O advogado ressalta, no entanto, que o entendimento consolidado atual exige prova concreta do dano, e que, no caso específico, o que foi apresentado poderia, em outras ocasiões, ser considerado não tão robusto.

Esse era o argumento da empresa, mas, no julgamento, o TST entendeu que era ônus da empresa provar não haver jornadas extenuantes. O trabalhador apresentou testemunha, assim como o empregador.

“A decisão ignorou a necessidade de produção de prova por parte do reclamante”, diz. Para ele, a medida contraria entendimento já firmado pela Subseção 1 do TST, especializada em dissídios individuais, que exige comprovação efetiva da jornada extenuante.
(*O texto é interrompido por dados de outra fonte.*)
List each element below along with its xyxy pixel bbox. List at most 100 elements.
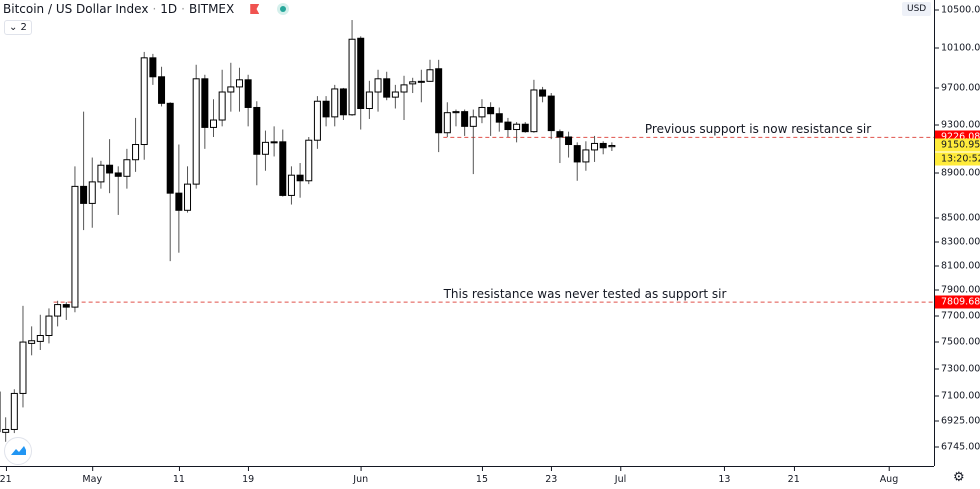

O QUE DIZ O TST SOBRE DANO EXISTENCIAL

De acordo com Érika, a Constituição Federal, o Código Civil e a CLT (Consolidação das Leis do Trabalho) reconhecem a possibilidade de reparação por esse tipo de dano e o TST já julgou alguns casos emblemáticos sobre o tema, com base em situações como a não concessão de férias por longos períodos ou mesmo as jornadas extenuantes.

Uma decisão de destaque reconheceu a violação de direitos da personalidade de uma trabalhadora que passou dez anos sem férias, o que afetou sua saúde e vida privada, contrariando o inciso 10 do artigo 5º da Constituição.

Outro caso analisado no tribunal superior envolveu um motorista rodoviário quer seria submetido a jornadas superiores a 13 horas diárias de trabalho por mais de cinco anos, incluindo domingos e feriados.

A corte entendeu que a conduta da empresa prejudicou de forma grave o desenvolvimento pessoal do trabalhador, configurando dano existencial e garantindo direito à indenização.

ENTENDA O CASO

O motorista procurou a Justiça solicitando diversas verbas trabalhistas, como horas extras, pagamento de valores por não fazer o intervalo dentro da jornada para alimentação e não ter respeitado o descanso mínimo entre as jornadas, pediu o pagamento de domingos e feriados em dobro, solicitou indenização por tempo de espera, integração de prêmios e diárias à remuneração, diferenças salariais do piso e indenização por danos morais.

Teve parte dos pedidos confirmados e a concessão de dano moral no valor de R$ 5.000. Na segunda instância, o dano foi elevado para R$ 20 mil, valor mantido pelo TST.